Le récit se poursuit avec des images qui exposent la crise sanitaire que vivent les Cubains.
Tout le monde tombe malade au milieu des montagnes de déchets et des fuites d'eau. Sans service d'ambulances, ni d'argent pour des taxis. Sans médicaments pour le contrôle des maladies chroniques, ni pour faire face aux neuf virus qui circulent”, a-t-il écrit, en faisant référence au commentaire “joyeux” d'un vice-ministre cubain sur la situation épidémiologique du pays.
Diéguez mentionne en outre la menace de l'ouragan Melissa sur l'est de l'île et laisse une réflexion qui traverse tout son message : “Que se passe-t-il au-delà de la peur ? Je me le demande.”
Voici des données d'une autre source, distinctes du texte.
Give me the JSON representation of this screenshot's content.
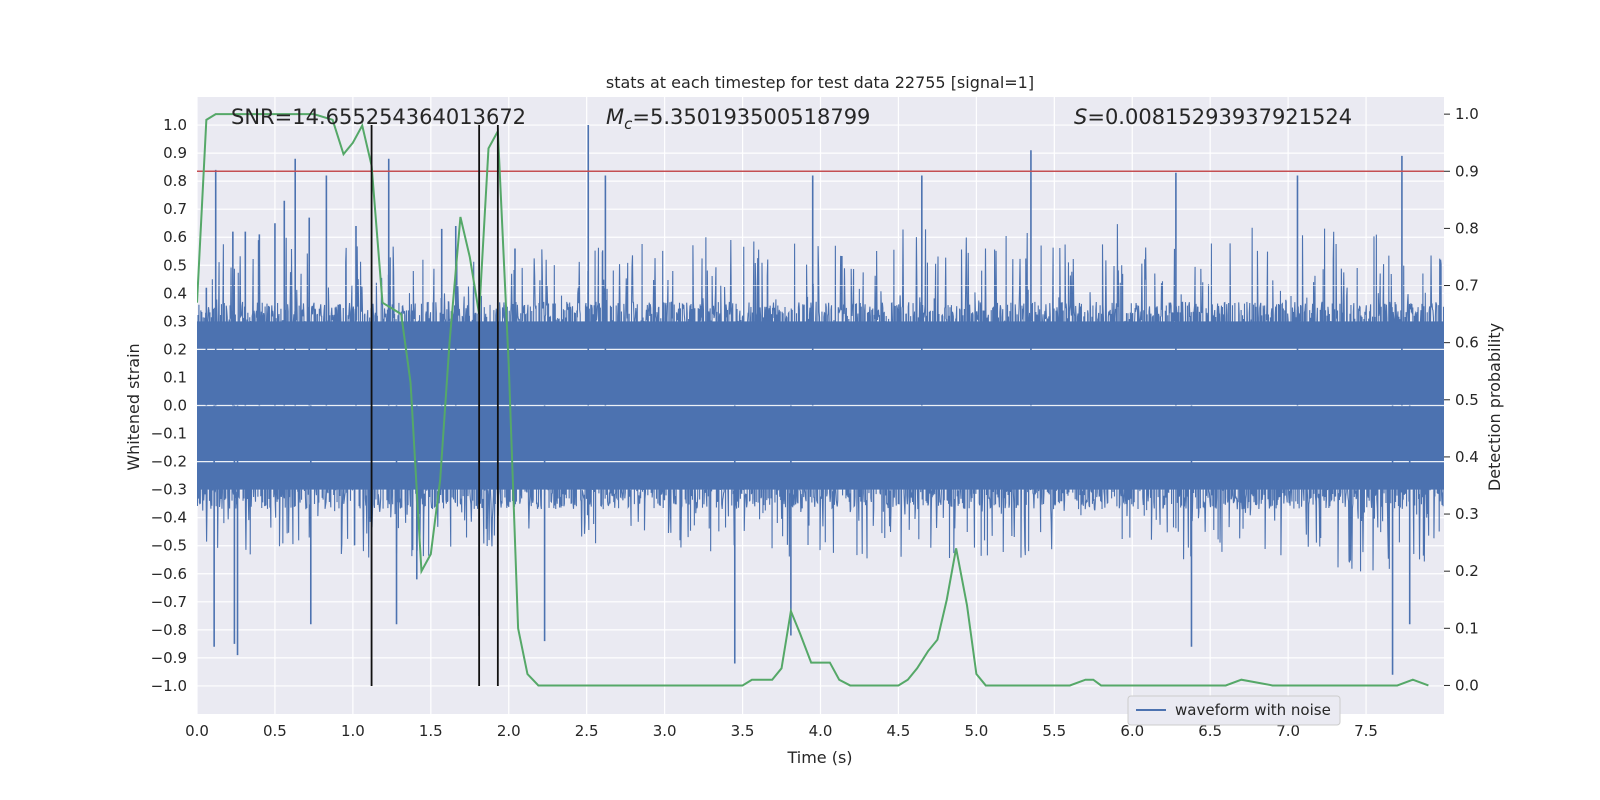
{
  "chart_data": {
    "type": "line",
    "title": "stats at each timestep for test data 22755 [signal=1]",
    "xlabel": "Time (s)",
    "ylabel": "Whitened strain",
    "y2label": "Detection probability",
    "xlim": [
      0.0,
      8.0
    ],
    "ylim": [
      -1.1,
      1.1
    ],
    "y2lim": [
      -0.05,
      1.03
    ],
    "xticks": [
      0.0,
      0.5,
      1.0,
      1.5,
      2.0,
      2.5,
      3.0,
      3.5,
      4.0,
      4.5,
      5.0,
      5.5,
      6.0,
      6.5,
      7.0,
      7.5
    ],
    "yticks": [
      1.0,
      0.9,
      0.8,
      0.7,
      0.6,
      0.5,
      0.4,
      0.3,
      0.2,
      0.1,
      0.0,
      -0.1,
      -0.2,
      -0.3,
      -0.4,
      -0.5,
      -0.6,
      -0.7,
      -0.8,
      -0.9,
      -1.0
    ],
    "y2ticks": [
      1.0,
      0.9,
      0.8,
      0.7,
      0.6,
      0.5,
      0.4,
      0.3,
      0.2,
      0.1,
      0.0
    ],
    "annotations": {
      "snr": "SNR=14.655254364013672",
      "mc_symbol": "M",
      "mc_sub": "c",
      "mc_value": "=5.350193500518799",
      "s_symbol": "S",
      "s_value": "=0.00815293937921524"
    },
    "threshold": {
      "value": 0.9,
      "axis": "y2",
      "color": "#c44e52"
    },
    "vlines": [
      1.12,
      1.81,
      1.93
    ],
    "legend": {
      "label": "waveform with noise",
      "position": "lower-right"
    },
    "series": [
      {
        "name": "waveform with noise",
        "axis": "y",
        "color": "#4c72b0",
        "note": "dense noisy waveform, band approx +/-0.35 with spikes",
        "envelope_x": [
          0.0,
          0.5,
          1.0,
          1.5,
          2.0,
          2.5,
          3.0,
          3.5,
          4.0,
          4.5,
          5.0,
          5.5,
          6.0,
          6.5,
          7.0,
          7.5,
          8.0
        ],
        "envelope_upper": [
          0.6,
          0.6,
          0.6,
          0.6,
          0.55,
          0.6,
          0.6,
          0.6,
          0.6,
          0.65,
          0.6,
          0.65,
          0.65,
          0.65,
          0.65,
          0.65,
          0.6
        ],
        "envelope_lower": [
          -0.55,
          -0.55,
          -0.55,
          -0.55,
          -0.5,
          -0.5,
          -0.5,
          -0.55,
          -0.55,
          -0.55,
          -0.55,
          -0.55,
          -0.55,
          -0.55,
          -0.55,
          -0.6,
          -0.55
        ],
        "spikes": [
          {
            "x": 0.06,
            "y": 0.42
          },
          {
            "x": 0.11,
            "y": -0.86
          },
          {
            "x": 0.12,
            "y": 0.84
          },
          {
            "x": 0.23,
            "y": 0.62
          },
          {
            "x": 0.24,
            "y": -0.85
          },
          {
            "x": 0.26,
            "y": -0.89
          },
          {
            "x": 0.31,
            "y": 0.62
          },
          {
            "x": 0.4,
            "y": 0.61
          },
          {
            "x": 0.5,
            "y": 0.65
          },
          {
            "x": 0.56,
            "y": 0.73
          },
          {
            "x": 0.63,
            "y": 0.88
          },
          {
            "x": 0.72,
            "y": 0.67
          },
          {
            "x": 0.73,
            "y": -0.78
          },
          {
            "x": 0.83,
            "y": 0.82
          },
          {
            "x": 1.02,
            "y": 0.64
          },
          {
            "x": 1.12,
            "y": -0.62
          },
          {
            "x": 1.23,
            "y": 0.88
          },
          {
            "x": 1.28,
            "y": -0.78
          },
          {
            "x": 1.41,
            "y": -0.62
          },
          {
            "x": 1.57,
            "y": 0.63
          },
          {
            "x": 1.66,
            "y": 0.64
          },
          {
            "x": 1.81,
            "y": -0.75
          },
          {
            "x": 2.04,
            "y": 0.56
          },
          {
            "x": 2.23,
            "y": -0.84
          },
          {
            "x": 2.51,
            "y": 1.0
          },
          {
            "x": 2.62,
            "y": 0.82
          },
          {
            "x": 3.45,
            "y": -0.92
          },
          {
            "x": 3.81,
            "y": -0.82
          },
          {
            "x": 3.95,
            "y": 0.82
          },
          {
            "x": 4.65,
            "y": 0.82
          },
          {
            "x": 5.35,
            "y": 0.91
          },
          {
            "x": 6.28,
            "y": 0.83
          },
          {
            "x": 6.38,
            "y": -0.86
          },
          {
            "x": 7.06,
            "y": 0.82
          },
          {
            "x": 7.67,
            "y": -0.96
          },
          {
            "x": 7.73,
            "y": 0.89
          },
          {
            "x": 7.78,
            "y": -0.78
          }
        ]
      },
      {
        "name": "detection probability",
        "axis": "y2",
        "color": "#55a868",
        "x": [
          0.0,
          0.06,
          0.12,
          0.25,
          0.5,
          0.62,
          0.75,
          0.87,
          0.94,
          1.0,
          1.06,
          1.12,
          1.19,
          1.25,
          1.31,
          1.37,
          1.44,
          1.5,
          1.56,
          1.62,
          1.69,
          1.75,
          1.81,
          1.87,
          1.93,
          2.0,
          2.06,
          2.12,
          2.19,
          2.25,
          2.4,
          2.6,
          2.8,
          3.0,
          3.2,
          3.4,
          3.5,
          3.56,
          3.62,
          3.69,
          3.75,
          3.81,
          3.87,
          3.94,
          4.0,
          4.06,
          4.12,
          4.19,
          4.4,
          4.5,
          4.56,
          4.62,
          4.69,
          4.75,
          4.81,
          4.87,
          4.94,
          5.0,
          5.06,
          5.12,
          5.3,
          5.5,
          5.6,
          5.7,
          5.75,
          5.8,
          6.0,
          6.3,
          6.6,
          6.7,
          6.9,
          7.2,
          7.5,
          7.6,
          7.7,
          7.8,
          7.9
        ],
        "values": [
          0.67,
          0.99,
          1.0,
          1.0,
          1.0,
          1.0,
          1.0,
          0.99,
          0.93,
          0.95,
          0.98,
          0.91,
          0.67,
          0.66,
          0.65,
          0.53,
          0.2,
          0.23,
          0.36,
          0.6,
          0.82,
          0.75,
          0.65,
          0.94,
          0.97,
          0.56,
          0.1,
          0.02,
          0.0,
          0.0,
          0.0,
          0.0,
          0.0,
          0.0,
          0.0,
          0.0,
          0.0,
          0.01,
          0.01,
          0.01,
          0.03,
          0.13,
          0.09,
          0.04,
          0.04,
          0.04,
          0.01,
          0.0,
          0.0,
          0.0,
          0.01,
          0.03,
          0.06,
          0.08,
          0.15,
          0.24,
          0.14,
          0.02,
          0.0,
          0.0,
          0.0,
          0.0,
          0.0,
          0.01,
          0.01,
          0.0,
          0.0,
          0.0,
          0.0,
          0.01,
          0.0,
          0.0,
          0.0,
          0.0,
          0.0,
          0.01,
          0.0
        ]
      }
    ]
  }
}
Sa publication a été commentée et partagée de nombreuses fois comme un reflet de l'angoisse vécue par des milliers de familles à Cuba, où la faim, les maladies et le manque de ressources de base se mêlent à l'incertitude d'un pays de plus en plus détérioré.
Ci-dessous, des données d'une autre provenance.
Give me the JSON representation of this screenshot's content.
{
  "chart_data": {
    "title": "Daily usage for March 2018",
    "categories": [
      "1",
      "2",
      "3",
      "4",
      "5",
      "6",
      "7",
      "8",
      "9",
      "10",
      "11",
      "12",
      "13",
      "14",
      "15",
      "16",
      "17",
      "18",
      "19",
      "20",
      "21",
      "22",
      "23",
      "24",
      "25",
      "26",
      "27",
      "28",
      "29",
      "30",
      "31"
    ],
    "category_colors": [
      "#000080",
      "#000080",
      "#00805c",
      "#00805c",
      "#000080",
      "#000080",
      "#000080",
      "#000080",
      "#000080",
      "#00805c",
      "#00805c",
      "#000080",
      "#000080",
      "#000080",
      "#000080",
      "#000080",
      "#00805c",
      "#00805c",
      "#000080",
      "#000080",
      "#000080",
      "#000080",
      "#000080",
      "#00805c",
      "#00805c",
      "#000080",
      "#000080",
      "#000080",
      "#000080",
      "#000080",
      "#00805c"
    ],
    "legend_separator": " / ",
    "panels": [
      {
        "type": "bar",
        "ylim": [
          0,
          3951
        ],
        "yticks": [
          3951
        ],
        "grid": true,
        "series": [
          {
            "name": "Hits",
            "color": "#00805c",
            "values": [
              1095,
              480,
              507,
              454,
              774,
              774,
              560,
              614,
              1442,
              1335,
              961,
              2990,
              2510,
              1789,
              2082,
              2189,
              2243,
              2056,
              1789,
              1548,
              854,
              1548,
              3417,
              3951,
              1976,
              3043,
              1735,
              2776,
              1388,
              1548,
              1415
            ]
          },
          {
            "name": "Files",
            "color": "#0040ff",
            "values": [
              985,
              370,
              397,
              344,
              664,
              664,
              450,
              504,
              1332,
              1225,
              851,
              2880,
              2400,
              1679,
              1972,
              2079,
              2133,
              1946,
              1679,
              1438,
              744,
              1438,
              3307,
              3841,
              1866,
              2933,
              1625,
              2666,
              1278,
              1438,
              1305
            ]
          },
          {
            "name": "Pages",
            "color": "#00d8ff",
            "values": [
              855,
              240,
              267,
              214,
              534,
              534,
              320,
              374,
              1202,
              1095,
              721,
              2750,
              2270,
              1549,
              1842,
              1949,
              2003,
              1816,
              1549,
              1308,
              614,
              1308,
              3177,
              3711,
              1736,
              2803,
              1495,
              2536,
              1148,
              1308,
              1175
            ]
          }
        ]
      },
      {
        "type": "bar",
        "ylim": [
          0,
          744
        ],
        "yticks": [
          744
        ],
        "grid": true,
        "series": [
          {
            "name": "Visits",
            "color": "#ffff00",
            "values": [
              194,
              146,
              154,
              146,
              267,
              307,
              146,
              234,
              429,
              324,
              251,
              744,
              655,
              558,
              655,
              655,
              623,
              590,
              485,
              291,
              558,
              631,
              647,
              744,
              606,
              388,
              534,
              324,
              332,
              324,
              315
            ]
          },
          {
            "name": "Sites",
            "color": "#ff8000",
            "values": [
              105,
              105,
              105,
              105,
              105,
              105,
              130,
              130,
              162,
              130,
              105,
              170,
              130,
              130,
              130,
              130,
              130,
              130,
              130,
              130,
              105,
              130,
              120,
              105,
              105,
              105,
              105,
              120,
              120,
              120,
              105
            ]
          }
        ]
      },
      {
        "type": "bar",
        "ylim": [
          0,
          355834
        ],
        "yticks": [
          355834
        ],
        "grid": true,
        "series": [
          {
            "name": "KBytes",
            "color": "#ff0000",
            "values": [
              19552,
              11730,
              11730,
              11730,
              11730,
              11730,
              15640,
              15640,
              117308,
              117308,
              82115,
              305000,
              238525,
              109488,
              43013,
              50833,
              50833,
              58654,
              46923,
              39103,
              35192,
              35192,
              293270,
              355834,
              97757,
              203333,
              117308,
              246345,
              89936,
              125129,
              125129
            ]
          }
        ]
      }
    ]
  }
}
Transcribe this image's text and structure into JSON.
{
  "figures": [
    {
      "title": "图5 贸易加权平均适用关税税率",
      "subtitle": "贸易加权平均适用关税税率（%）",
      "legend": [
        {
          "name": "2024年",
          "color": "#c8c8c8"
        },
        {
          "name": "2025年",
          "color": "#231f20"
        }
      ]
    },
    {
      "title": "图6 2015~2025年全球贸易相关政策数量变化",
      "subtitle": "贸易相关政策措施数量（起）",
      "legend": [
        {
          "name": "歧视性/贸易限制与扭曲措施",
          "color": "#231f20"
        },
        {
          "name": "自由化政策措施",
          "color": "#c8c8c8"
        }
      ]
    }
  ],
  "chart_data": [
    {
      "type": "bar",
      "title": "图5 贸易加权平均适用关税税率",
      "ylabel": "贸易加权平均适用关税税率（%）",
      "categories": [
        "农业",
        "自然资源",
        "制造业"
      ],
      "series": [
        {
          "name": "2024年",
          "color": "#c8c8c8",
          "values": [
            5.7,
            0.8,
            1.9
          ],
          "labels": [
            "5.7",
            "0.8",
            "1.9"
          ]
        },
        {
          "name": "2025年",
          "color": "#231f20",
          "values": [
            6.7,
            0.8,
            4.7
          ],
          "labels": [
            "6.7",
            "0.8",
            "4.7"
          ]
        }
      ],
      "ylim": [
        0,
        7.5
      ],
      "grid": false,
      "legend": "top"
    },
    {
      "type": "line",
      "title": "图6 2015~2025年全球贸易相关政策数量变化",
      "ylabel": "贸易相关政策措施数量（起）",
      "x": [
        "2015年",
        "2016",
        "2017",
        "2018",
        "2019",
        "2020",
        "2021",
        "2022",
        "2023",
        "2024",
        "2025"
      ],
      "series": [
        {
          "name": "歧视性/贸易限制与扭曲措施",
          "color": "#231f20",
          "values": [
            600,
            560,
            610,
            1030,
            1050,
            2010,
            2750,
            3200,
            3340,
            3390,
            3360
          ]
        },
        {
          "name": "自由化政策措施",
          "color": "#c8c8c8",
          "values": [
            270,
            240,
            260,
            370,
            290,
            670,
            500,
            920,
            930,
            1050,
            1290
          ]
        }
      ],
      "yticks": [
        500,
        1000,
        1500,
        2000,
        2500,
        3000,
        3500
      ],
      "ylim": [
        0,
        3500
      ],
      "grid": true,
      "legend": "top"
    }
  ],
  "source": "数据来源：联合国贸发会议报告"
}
Elaine Acosta a déclaré : « Combien de douleur, une angoisse et un désespoir qui ne cessent pas... tandis que ceux qui gouvernent mal ne se contentent que de chercher des excuses et de blâmer les autres pour ce qui est uniquement de leur responsabilité. »
Pour sa part, Jorge Canales a été accablant avec ses mots : “Dans un camp de concentration allemand en 1942, il y avait probablement plus de confort et de qualité de vie. La chambre à gaz à Cuba, c'est le gouvernement.”
Dans une critique frontale, Lachy Fmc a souligné : « C'était répugnant de voir ce 'cadre' du MINSAP parler de la situation désastreuse que nous vivons avec un sourire sur le visage ».
Depuis le profil de Orquídea Pereira, le triste panorama que subit les quartiers de Cuba a été dépeint : “J'ai perdu le compte du nombre de ceux qui sont tombés malades, seuls les enfants ont été emmenés à l'hôpital, et une personne âgée avec une déshydratation. Il y a quelques jours, une infirmière est passée, elle a fait une enquête, oui, nous sommes sur une liste, une statistique, pour quoi faire ? Nous nous le demandons tous. Et les gras comme si de rien n'était, mentant, cachant, sans entreprendre la moindre démarche. Peut-être qu'un député ou un ministre sortira pour dire que nous sommes déguisés en malades.”